At the Abergavenny Food Festival a couple of weeks ago I bought some of the hottest chillies known to man – Dorset Nagas, the offspring of a Bangladeshi chilli known as Naga Morich. They are grown by Peppers by Post, a specialist chilli farm in West Dorset, run by Michael and Joy Michaud. According to Michael, these peppers register 1,000,000 Scoville Heat Units: just to put this into perspective, Scotch Bonnets, which I always thought were rather hot, reach a mere 150,000-200,000 units.
I eyed the chillies I had bought with trepidation (they come with a warning not to leave them within reach of children or other potential unwitting victims). Finally, I chopped one in half, touched my finger briefly to its cut flesh and then tasted it. It was incredible – a searing heat, accompanied by a bewitchingly fruity fragrance. I’m glad, though, I didn’t try putting an actual piece of chilli into my mouth – that would have been overwhelming.
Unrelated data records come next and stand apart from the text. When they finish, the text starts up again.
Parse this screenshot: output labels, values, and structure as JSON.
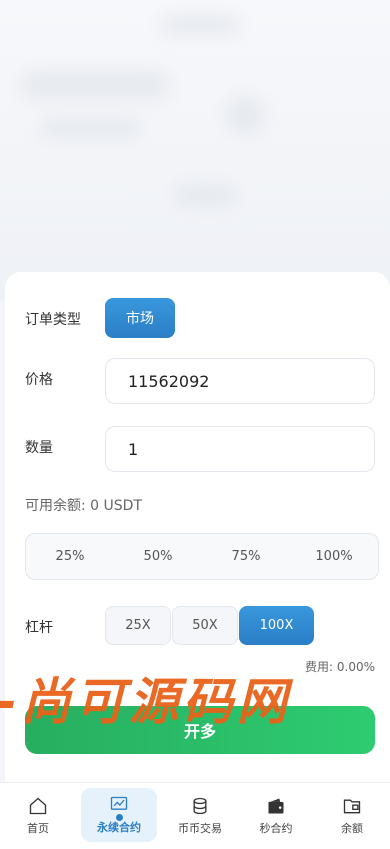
{
  "order": {
    "type_label": "订单类型",
    "market_button": "市场",
    "price_label": "价格",
    "price_value": "11562092",
    "quantity_label": "数量",
    "quantity_value": "1",
    "balance_text": "可用余额: 0 USDT",
    "percent_options": [
      "25%",
      "50%",
      "75%",
      "100%"
    ],
    "leverage_label": "杠杆",
    "leverage_options": [
      "25X",
      "50X",
      "100X"
    ],
    "leverage_selected": "100X",
    "fee_text": "费用: 0.00%",
    "open_button": "开多"
  },
  "watermark": "尚可源码网",
  "tabbar": {
    "items": [
      {
        "label": "首页",
        "icon": "home-icon"
      },
      {
        "label": "永续合约",
        "icon": "chart-icon"
      },
      {
        "label": "币币交易",
        "icon": "coins-icon"
      },
      {
        "label": "秒合约",
        "icon": "wallet-icon"
      },
      {
        "label": "余额",
        "icon": "folder-icon"
      }
    ],
    "active_index": 1
  },
  "colors": {
    "accent": "#2a7fc5",
    "open_green": "#2ecc71",
    "watermark": "#e8621a"
  }
}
It reminded me of something one of my classmates at the Sichuan Institute of Higher Cuisine told me: he said there was a Yunnanese chilli called the qixingjiao (seven-star chilli) which was so hot that people just trailed it in a panful of hot oil for a few seconds to give flavour to a dish, before removing it and hanging it up for use another time. I’ve never found such a chilli in China, although I did once come across some peppers called qixingjiao in a market in Hunan (these are the ones you can see in the photograph in my last blog post) – but they were obviously something different, because their heat level was disappointingly normal.
According to Michael, Bangladeshis use this chilli green, before it has reached its peak of hotness. Only English people, determined to shock their friends, buy – and occasionally cook with – the red, ripened, scorchingly hot fruits.